Jasmin Hermanns glaubt nicht richtig gehört zu haben. "Ich war völlig perplex." Dennoch gibt sie bereitwillig Auskunft. Zunächst. Ja, sie sei bei der Stadt als Tagesmutter registriert, antwortet sie dem Mann, der sich im Verlauf des gesamten Gesprächs nicht einmal vorstellt. "Knuths Bärenhöhle", so der Name ihrer Kindertagespflegestelle.

Man achte darauf, dass sich größere Gruppen fern hielten

Worauf er denn hinauswolle, möchte sie wissen. Man achte darauf, so die Antwort, dass sich größere Gruppen, Schulklassen etwa, von Spielplätzen fern hielten.

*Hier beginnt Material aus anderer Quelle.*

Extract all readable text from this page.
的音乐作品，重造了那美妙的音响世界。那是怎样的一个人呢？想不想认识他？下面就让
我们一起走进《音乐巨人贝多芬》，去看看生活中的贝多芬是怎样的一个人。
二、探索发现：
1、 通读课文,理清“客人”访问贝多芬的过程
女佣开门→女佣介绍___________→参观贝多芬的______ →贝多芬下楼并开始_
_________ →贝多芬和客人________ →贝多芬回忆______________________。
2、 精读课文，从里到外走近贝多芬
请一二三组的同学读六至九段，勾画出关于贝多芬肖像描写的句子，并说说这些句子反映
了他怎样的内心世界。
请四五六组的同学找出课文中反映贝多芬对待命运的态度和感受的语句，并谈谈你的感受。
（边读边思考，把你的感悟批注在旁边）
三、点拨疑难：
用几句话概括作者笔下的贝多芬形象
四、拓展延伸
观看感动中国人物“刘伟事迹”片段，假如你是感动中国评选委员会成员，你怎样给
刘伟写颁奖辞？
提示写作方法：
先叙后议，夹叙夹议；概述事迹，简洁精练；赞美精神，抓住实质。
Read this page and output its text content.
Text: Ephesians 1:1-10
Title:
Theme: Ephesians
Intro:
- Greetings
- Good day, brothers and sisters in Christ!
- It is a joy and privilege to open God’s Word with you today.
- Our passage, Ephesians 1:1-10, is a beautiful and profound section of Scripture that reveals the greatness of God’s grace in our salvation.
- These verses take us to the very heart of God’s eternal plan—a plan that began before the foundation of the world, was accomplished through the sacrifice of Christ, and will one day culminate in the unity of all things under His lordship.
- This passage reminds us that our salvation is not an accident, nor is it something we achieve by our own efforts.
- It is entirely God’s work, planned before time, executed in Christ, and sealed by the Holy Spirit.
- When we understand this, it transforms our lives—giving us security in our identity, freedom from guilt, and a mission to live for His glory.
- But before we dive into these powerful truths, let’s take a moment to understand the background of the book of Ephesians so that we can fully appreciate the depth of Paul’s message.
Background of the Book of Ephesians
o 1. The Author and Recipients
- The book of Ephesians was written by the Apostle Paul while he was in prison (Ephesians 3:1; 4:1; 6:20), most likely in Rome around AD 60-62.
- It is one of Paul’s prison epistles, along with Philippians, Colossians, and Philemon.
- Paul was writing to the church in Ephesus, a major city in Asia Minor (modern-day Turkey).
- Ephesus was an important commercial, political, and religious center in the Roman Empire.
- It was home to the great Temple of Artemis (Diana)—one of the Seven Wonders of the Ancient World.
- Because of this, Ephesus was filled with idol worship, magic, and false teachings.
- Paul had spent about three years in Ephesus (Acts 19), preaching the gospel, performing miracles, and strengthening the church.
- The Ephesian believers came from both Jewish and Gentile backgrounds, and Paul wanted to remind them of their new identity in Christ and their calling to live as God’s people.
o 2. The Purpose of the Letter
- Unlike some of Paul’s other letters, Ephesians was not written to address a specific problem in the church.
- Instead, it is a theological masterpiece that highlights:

Dreck, Lärm, und so weiter... Eltern hätten sich bereits beschwert. Seine Kollegin, rote Haare, kurz geschnitten, hält sich derweil im Hintergrund.
Jasmin Hermanns versteht nicht, was dieser Auftritt zu bedeuten, was das alles mit ihr zu tun hat. Die ihr anvertrauten Kinder sind im besten Spielplatz-Alter, zwischen eins und vier. "Und ein Spielplatz ist zum Spielen da", findet die sozialpädagogische Assistentin - für Kinder bis zu 14 Jahren, wie es die Verordnung vorsieht.
Sie geht auf Distanz. "Ich fühlte mich irgendwie überrumpelt", sagt sie. Der Mann habe ihr das Gefühl gegeben, sie sei hier nicht erwünscht. "Aber ich lasse mir die Anwesenheit auf einem öffentlichen Platz doch nicht verbieten."

Stadtsprecher: "Wir haben dafür keine Erklärung"

Die Version der jungen Flensburgerin kann von der Stadt nicht nachvollzogen werden. "Wir haben dafür keine Erklärung", wundert sich Verwaltungssprecher Clemens Teschendorf. Ob jemand sich privat oder beruflich auf einem Spielplatz aufhalte, gehe niemanden etwas an. Im Übrigen werde die Tätigkeit als Tagesmutter nicht als gewerbliche Tätigkeit angesehen. Die Überwachung des ruhenden Verkehrs erstrecke sich mitnichten auf Spielplätze. Es gebe zudem keine Anweisung für derartige Kontrollen. Allerdings: "Sollten größere Jugendgruppen sich so gebärden, dass der Platz Schaden anzunehmen droht", sagt Teschendorf, "greifen wir natürlich ein."
Ergo: Besagten Mann gibt es nicht. Zumindest nicht beim Ordnungsamt. War es ein gut getarnter Kontroll-Freak? Ein überdrehter Ordnungshüter? Fragen, auf die niemand eine Antwort weiß - bis jetzt.